La cercanía de los comicios intensifica la batalla por el voto útil. Génova teme el trasvase de apoyos hacia una formación, la de Abascal, que gana terreno entre los indecisos.
Con la cita electoral en el horizonte inmediato, la relación entre el Partido Popular y Vox atraviesa su momento de mayor tensión estratégica. Alberto Núñez Feijóo ha intensificado sus esfuerzos por marcar distancias con las políticas de Santiago Abascal, en un intento de pescar en el caladero del centro y evitar que el PP sea asimilado por el discurso de la derecha más radical.
A pesar de este alejamiento público en el discurso nacional, la realidad en las comunidades autónomas dicta un guion diferente.

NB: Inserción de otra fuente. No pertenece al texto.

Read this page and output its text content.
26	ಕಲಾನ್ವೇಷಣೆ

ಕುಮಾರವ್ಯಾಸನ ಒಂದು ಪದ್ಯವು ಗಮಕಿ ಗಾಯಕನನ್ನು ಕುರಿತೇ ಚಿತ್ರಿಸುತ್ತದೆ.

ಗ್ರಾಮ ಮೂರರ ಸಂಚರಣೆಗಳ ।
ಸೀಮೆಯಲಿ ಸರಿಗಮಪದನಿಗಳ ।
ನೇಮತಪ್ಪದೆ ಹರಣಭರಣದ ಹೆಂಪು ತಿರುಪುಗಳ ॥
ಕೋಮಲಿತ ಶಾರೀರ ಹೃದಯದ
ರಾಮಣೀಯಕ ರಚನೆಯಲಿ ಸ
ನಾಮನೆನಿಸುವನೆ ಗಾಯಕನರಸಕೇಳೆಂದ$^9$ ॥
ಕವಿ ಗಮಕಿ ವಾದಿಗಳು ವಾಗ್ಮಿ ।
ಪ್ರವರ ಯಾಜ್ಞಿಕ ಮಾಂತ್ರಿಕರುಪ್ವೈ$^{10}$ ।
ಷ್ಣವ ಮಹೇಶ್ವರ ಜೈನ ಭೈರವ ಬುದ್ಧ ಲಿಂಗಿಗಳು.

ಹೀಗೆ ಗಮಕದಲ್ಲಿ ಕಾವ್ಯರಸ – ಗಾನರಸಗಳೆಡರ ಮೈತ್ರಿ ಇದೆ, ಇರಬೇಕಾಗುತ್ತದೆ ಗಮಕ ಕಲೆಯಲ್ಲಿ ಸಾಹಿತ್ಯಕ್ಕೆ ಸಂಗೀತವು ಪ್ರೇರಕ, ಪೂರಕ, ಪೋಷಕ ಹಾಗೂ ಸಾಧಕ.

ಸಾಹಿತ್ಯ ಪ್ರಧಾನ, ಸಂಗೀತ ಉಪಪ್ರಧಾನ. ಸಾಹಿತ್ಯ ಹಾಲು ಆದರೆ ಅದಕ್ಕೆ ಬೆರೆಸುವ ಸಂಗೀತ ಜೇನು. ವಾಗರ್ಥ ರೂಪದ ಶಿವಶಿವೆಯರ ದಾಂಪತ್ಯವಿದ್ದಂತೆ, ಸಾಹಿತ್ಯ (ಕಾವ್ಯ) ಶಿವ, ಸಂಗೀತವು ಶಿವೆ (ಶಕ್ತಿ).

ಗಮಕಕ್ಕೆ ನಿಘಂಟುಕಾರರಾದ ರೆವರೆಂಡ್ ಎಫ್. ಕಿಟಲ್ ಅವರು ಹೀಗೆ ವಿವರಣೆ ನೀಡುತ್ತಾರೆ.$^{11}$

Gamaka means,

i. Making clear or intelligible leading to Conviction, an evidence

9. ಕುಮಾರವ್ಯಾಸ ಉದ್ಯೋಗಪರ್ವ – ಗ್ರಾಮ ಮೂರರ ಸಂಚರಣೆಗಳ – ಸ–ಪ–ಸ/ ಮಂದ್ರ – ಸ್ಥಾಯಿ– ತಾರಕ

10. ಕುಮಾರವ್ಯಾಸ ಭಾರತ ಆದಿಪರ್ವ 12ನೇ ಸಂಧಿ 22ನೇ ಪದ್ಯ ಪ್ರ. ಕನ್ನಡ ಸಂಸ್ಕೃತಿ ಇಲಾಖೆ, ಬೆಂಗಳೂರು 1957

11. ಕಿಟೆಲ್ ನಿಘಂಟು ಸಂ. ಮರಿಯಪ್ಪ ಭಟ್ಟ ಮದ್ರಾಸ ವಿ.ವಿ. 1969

Ambas formaciones mantienen abiertas negociaciones críticas en Extremadura y Aragón para integrar a Vox en los ejecutivos autonómicos. Esta dualidad pone al PP en una situación comprometida: tratar de parecer moderado en los mítines mientras firma pactos de coalición en los despachos.
El Partido Popular observa con preocupación cómo Vox no solo resiste, sino que se afianza. Desde las filas populares se advierte que la estrategia de Abascal —basada en un discurso emocional y confrontativo que sus críticos califican de falaz— está calando con éxito en un sector determinante de votantes indecisos.
El temor en Génova es real: que la fragmentación del voto en la derecha acabe penalizando sus opciones de victoria total, mientras Vox aprovecha cada resquicio para presentarse como la única alternativa «sin complejos».